One fund manager said QR National was a good example of privatisation extracting a positive outcome for both the Queensland Government and for investors. "But it was as much to do about QR National as it was about the process," he said.

While the New Zealand Government's marketing strategy will be heavily weighted towards local investors, there will nevertheless be a foreign component to the privatisation process to establish what investment bankers call pricing "tension".

Once again, the Treasury is likely to look closely at the QR National experience.

While there were few doubts about the desirability of QR National as a business, there were misgivings among the local institutions as to its price.

Investment bankers talk of the importance of introducing price tension between the various interest groups in order to achieve the best possible price, which is why the SOEs will be actively marketed to foreign investors, as well as to local institutions and individuals.

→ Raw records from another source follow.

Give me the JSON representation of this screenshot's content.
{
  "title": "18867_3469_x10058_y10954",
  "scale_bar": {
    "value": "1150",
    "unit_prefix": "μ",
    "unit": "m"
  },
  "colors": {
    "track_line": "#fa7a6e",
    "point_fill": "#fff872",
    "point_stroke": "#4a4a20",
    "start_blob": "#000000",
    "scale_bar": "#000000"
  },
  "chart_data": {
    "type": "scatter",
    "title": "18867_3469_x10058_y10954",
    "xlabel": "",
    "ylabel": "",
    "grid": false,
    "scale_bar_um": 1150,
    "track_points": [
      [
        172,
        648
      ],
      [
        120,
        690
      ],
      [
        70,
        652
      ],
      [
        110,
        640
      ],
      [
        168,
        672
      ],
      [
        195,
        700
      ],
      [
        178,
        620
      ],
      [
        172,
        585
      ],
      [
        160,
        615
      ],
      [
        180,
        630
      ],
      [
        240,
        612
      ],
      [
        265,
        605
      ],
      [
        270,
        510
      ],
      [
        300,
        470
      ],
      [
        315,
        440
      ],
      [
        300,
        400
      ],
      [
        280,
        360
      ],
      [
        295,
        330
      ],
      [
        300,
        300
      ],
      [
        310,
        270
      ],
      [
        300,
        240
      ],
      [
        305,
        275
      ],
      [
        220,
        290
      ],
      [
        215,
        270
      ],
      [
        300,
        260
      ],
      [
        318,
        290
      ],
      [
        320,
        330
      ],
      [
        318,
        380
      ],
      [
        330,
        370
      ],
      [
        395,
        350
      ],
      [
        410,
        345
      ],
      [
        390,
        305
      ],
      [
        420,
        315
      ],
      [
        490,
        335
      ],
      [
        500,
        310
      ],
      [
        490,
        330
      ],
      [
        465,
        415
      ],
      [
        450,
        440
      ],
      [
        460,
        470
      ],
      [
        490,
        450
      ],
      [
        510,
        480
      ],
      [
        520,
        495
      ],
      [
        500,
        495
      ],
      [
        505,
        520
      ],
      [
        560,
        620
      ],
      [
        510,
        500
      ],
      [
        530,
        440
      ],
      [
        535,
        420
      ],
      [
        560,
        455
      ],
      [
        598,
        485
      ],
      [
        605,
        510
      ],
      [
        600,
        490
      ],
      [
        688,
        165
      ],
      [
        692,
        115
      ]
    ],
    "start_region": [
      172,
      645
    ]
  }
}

The Queensland experience resulted in a stand-off between powerful Australian institutions who baulked at the price. But thanks to the pricing tension between the domestic and foreign institutions, the offshore funds were happy to fill the void when the Aussie institutions stepped back.

"This [New Zealand] is a programme that is targeted at the domestic market, but it needs to be targeted at the offshore market as well," said one investment banking source.

This will involve the Government's chosen investment bankers conducting so called "roadshows" around the world.

In New Zealand's case, there are relatively few institutions of any size. The assets are likely to come to the attention of several offshore institutions, many of which have funds that specialise in investing in renewable resources that form an important part of Mighty River, Meridian and Genesis.

"They are important for price discovery and will help to keep the New Zealand institutions honest," said one market source.